Dr Peter Sergel’s work had already delighted millions of people and would go on to delight millions more, she said.
“Peter is possibly best well-known for his vision, drive and tenacity which delivered the world-class Hamilton Gardens to our city. The Gardens will be an astonishing legacy for him, but they will not be his only legacy,” she said.
“Finally, to stand alongside Noel and Peta once again, and this time honour them for their important work over many years to improve people’s health was quite emotional because I understand their journey. While all our recipients remain incredibly humble, it was wonderful to see them formally recognised by our city.”

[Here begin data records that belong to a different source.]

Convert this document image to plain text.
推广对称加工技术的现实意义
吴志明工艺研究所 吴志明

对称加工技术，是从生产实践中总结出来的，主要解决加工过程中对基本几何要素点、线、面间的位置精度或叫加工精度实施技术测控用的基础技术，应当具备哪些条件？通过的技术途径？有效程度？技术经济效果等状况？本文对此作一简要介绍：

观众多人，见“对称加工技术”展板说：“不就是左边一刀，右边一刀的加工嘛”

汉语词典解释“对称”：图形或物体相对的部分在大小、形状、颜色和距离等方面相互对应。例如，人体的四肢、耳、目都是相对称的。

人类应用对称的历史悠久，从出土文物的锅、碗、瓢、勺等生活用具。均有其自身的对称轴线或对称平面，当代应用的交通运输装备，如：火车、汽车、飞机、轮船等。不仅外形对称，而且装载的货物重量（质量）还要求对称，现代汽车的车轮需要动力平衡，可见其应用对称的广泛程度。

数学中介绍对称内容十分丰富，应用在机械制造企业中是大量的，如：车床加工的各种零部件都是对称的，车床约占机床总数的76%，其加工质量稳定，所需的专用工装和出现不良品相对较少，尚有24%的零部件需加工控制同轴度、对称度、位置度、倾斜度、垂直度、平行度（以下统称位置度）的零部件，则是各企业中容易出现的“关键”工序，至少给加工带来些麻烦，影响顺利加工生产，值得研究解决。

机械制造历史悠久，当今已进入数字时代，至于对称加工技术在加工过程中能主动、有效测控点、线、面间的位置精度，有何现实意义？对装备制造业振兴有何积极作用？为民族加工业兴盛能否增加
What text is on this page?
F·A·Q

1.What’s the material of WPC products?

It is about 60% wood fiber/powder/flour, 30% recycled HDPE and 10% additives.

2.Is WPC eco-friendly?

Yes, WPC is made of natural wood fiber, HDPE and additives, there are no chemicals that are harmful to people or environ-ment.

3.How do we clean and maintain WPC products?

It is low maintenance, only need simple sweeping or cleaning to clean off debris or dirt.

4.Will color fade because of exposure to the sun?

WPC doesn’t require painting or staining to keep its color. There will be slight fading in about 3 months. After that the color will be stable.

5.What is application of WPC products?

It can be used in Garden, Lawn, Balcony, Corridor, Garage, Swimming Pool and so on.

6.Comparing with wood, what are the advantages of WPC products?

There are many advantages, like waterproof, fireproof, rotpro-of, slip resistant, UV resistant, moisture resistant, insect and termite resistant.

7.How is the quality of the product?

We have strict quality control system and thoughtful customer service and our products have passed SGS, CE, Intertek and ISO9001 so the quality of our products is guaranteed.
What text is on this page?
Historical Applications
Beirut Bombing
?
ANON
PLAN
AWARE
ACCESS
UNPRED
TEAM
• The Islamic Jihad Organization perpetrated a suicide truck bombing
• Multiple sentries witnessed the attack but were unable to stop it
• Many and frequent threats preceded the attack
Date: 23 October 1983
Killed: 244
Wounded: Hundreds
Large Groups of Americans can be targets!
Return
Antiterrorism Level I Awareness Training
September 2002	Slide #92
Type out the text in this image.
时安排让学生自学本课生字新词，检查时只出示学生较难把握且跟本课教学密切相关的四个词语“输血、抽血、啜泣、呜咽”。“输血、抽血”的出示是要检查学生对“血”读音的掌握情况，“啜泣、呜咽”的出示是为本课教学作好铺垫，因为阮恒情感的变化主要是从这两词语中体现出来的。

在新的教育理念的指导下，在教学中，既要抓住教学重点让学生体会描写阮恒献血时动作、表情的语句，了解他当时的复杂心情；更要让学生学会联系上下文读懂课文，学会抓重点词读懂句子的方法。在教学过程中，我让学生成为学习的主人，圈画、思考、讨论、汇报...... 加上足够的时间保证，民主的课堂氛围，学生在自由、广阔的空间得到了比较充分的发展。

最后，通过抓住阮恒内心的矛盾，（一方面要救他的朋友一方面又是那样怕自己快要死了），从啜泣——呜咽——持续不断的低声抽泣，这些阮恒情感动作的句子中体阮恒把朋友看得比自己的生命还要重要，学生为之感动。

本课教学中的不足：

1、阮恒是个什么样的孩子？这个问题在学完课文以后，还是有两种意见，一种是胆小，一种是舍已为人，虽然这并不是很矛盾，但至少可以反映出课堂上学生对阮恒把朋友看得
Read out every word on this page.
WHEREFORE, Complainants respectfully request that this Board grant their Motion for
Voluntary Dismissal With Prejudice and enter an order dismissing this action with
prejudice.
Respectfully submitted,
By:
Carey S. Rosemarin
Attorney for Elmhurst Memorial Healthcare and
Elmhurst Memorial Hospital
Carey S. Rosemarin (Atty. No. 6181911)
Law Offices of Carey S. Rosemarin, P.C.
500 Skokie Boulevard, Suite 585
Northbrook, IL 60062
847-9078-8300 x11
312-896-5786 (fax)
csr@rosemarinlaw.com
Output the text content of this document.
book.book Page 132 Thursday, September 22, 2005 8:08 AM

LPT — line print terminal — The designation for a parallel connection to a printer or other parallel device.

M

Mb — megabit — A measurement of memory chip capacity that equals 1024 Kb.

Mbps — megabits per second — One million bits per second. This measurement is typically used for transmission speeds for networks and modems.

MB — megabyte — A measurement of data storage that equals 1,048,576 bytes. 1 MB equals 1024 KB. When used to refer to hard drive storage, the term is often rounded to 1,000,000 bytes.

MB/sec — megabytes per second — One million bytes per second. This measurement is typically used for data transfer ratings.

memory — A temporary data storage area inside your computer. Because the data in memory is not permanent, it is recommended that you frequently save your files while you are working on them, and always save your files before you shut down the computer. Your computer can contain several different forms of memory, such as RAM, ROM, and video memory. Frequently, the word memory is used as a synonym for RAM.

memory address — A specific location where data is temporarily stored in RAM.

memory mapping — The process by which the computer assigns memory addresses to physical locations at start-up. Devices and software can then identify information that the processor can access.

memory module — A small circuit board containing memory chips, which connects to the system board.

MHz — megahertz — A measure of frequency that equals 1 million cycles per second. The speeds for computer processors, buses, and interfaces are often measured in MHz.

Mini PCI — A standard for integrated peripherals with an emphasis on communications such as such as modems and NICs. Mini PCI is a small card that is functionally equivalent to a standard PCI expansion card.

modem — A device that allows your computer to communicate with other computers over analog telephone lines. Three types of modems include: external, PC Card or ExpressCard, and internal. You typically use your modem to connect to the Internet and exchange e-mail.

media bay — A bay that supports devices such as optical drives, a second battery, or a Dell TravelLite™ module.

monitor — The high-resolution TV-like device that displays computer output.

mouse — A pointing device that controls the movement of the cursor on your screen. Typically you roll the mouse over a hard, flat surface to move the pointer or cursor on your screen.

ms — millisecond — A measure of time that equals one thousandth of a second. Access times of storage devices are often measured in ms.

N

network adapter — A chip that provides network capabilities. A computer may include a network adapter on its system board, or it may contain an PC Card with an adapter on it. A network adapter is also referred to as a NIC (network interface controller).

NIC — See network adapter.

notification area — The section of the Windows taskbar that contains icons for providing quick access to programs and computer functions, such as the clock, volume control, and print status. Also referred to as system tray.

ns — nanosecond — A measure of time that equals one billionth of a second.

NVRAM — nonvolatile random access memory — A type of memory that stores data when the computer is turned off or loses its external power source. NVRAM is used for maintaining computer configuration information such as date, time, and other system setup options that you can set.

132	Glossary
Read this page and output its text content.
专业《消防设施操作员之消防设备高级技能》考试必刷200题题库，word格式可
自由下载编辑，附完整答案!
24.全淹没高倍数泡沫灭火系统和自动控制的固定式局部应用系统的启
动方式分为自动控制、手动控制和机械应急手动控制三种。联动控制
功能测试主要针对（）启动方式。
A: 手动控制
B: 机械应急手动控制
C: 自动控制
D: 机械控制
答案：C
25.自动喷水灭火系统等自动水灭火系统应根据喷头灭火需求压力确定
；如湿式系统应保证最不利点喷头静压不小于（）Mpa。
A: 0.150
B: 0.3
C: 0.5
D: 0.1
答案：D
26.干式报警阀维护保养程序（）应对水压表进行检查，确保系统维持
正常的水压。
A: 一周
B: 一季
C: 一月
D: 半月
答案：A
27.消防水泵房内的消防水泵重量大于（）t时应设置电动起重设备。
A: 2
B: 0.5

Cr Martin Gallagher, who chaired the City Honours Assessment Panel, noted the “staggering achievements” of all five recipients. While each worked in different fields, all five were deeply respected and all had made an immeasurable contribution to Hamilton, he said.
“We have talented, motivated and highly respected people in our city doing incredible work and they deserve to be recognised so we can all applaud and appreciate their achievements.”
Only six people had been awarded the Hamilton-Kiririroa Medal so far.
Philanthropist and city identity John Gallagher was the first recipient in 2014. Bunny Mortimer and John Mortimer who founded and gifted the Taitua Aboretum to the city, were honoured in 2020. John Mortimer, who died in 2018, was honoured posthumously. Bunny Mortimer died in 2021.
The last person to be presented with the Freedom of the City was Peter Bos in 2019, who became the 26th recipient of the prestigious civic honour, bestowed upon individuals for their lifetime.